I was asking myself what this is for. I suppose now we know. By the way, is this the first time that a SIMT GPU is doing really superscalar execution with two instruction from two programs decoded and dispatched per cycle? To my knowledge, until now only Nvidia did something like that, but they still dispatch one SIMD per cycle (and alternate between two SIMDs). I do wonder what this means for the operand bandwidth and data path contention, one needs a fairly wide bus to sustain two 32-wide SIMD pipelines simultaneously...
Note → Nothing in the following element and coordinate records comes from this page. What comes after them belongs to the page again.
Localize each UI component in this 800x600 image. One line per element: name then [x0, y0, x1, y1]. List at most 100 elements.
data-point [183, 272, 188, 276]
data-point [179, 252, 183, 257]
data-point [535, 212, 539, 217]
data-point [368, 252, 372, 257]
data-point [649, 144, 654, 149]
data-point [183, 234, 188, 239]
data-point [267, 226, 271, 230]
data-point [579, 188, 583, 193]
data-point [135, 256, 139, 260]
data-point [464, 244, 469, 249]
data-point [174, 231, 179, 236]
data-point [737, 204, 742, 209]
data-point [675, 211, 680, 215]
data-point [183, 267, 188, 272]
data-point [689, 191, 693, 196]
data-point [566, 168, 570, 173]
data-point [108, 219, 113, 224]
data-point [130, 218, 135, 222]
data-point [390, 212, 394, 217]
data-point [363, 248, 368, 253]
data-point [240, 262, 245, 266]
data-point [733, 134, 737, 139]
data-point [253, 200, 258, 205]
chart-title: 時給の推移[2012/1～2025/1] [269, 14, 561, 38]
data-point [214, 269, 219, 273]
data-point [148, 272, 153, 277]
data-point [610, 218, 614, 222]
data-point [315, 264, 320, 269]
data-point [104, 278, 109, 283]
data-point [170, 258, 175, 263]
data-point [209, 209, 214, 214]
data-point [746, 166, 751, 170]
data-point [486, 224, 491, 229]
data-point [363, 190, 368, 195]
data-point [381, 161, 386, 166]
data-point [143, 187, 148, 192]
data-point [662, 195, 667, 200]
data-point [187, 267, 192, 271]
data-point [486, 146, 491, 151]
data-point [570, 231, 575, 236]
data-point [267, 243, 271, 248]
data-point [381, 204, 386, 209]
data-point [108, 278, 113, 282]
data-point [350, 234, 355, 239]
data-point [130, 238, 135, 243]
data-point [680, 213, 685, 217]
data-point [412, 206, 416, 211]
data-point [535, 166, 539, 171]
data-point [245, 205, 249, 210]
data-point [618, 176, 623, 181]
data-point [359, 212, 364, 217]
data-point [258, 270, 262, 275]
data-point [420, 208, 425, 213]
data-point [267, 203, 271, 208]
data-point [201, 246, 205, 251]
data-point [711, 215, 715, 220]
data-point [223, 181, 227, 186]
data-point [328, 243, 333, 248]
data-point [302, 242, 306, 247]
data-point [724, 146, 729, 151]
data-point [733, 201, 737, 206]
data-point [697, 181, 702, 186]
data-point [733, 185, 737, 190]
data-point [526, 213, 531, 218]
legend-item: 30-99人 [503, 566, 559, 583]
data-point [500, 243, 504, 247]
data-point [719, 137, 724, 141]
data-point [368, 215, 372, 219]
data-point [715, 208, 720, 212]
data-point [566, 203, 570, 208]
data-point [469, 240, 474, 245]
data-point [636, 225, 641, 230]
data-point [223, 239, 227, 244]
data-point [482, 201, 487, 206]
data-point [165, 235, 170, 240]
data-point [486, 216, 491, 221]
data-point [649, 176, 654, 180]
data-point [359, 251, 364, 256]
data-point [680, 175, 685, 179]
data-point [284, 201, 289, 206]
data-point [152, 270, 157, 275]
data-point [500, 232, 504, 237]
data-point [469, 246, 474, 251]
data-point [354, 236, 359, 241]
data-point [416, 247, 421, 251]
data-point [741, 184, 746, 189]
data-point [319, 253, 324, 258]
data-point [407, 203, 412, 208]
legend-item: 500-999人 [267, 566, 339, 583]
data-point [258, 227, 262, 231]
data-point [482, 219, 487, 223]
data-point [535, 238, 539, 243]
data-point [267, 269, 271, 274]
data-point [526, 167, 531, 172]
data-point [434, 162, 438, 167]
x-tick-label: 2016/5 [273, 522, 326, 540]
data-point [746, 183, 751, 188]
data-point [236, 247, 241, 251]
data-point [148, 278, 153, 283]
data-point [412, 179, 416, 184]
The beauty of this is that it opens up Apple for Nvidia-style expansion of pipeline functionality. Right now they seem to have separate FP32, FP16, and INT pipelines. But say they make the FP pipelines more flexible so that both can do FP32/16 — then they can double the peak FP throughput for only a minor increase in area (all the other machinery is still in place). And maybe three-way superscalar with three symmetrical pipelines will also be possible in the future. Looking forward to what they will cook up! At any rate, there is a lot of potential here and they seem to be designing their things in a way that will allow them bigger advancements later.
Yes, I didn't want to get into this, but one reason going superscalar in this way is not completely trivial, is reading registers.
Apple, like everyone, uses a register cache to hold "active" registers and avoid the delay and energy cost of reading from SRAM each time, but Apple's scheme seems to be more aggressive than anyone else's (can hold destination registers, not just source registers; more sophisticated compiler controls for suggesting that certain registers are high priority for retention, vs no longer of interest; and the ability to indicate in an instruction the prefetching into the register cache of a register to be used a few cycles later.
So going superscalar means substantially increasing the bandwidth of that cache, which is surely not trivial (at least not if you care about limiting energy). And I think that's the most immediate constraint on not going wider.
You could imagine other designs, like a kinda Bulldozer design, where we have say two register caches (one associated with even numbered warps, one with odd numbered warps) above and below a common pool of execution pipelines, so that, between the two register caches, say three instructions per cycle are dispatched into the pool of execution units...
Apple seem to believe that, at least for now (maybe this will split with future M vs A designs?) it's worth having separate (and separately optimized) FP16 and FP32 pipelines.
What they could do at the cost of very little area is add an additional uniform pipeline to handle values (think eg a loop counter) that are common across the entire warp. Metal as a language has the concept of uniform registers, but it is unclear to me if they are actually implemented that way in hardware (the way AMD has done for many years, and nV added a few years ago). Do you know? I've found zero reference to uniforms in hardware in all my explorations.
The other obvious next improvement could be to add a full FP64 pipeline (perhaps at low density so each warp has to loop through it four time or so), which would allow them to start being interesting to various STEM use cases. Another way to handle this could be on the M designs to add an additional FP32 pipeline AND to add some helper instructions. Right now you can fake various FP64-like formats (not exactly IEEE FP64, but close enough) in FP32, but it costs a lot of instructions, like say 18 or so per operation. Perhaps, with just minor tweaks and new instructions for the FP32 unit, you could define something like a GF48 or GF64 format (compare with say BF16) that's lightweight to implement on GPU, but good enough for most cases of interest for using doubles on a GPU?
even with that M3 Studio Max and M3 Studio Ultra will be quite impressive line up for Apple and yes Apple can be compete against others with that line up.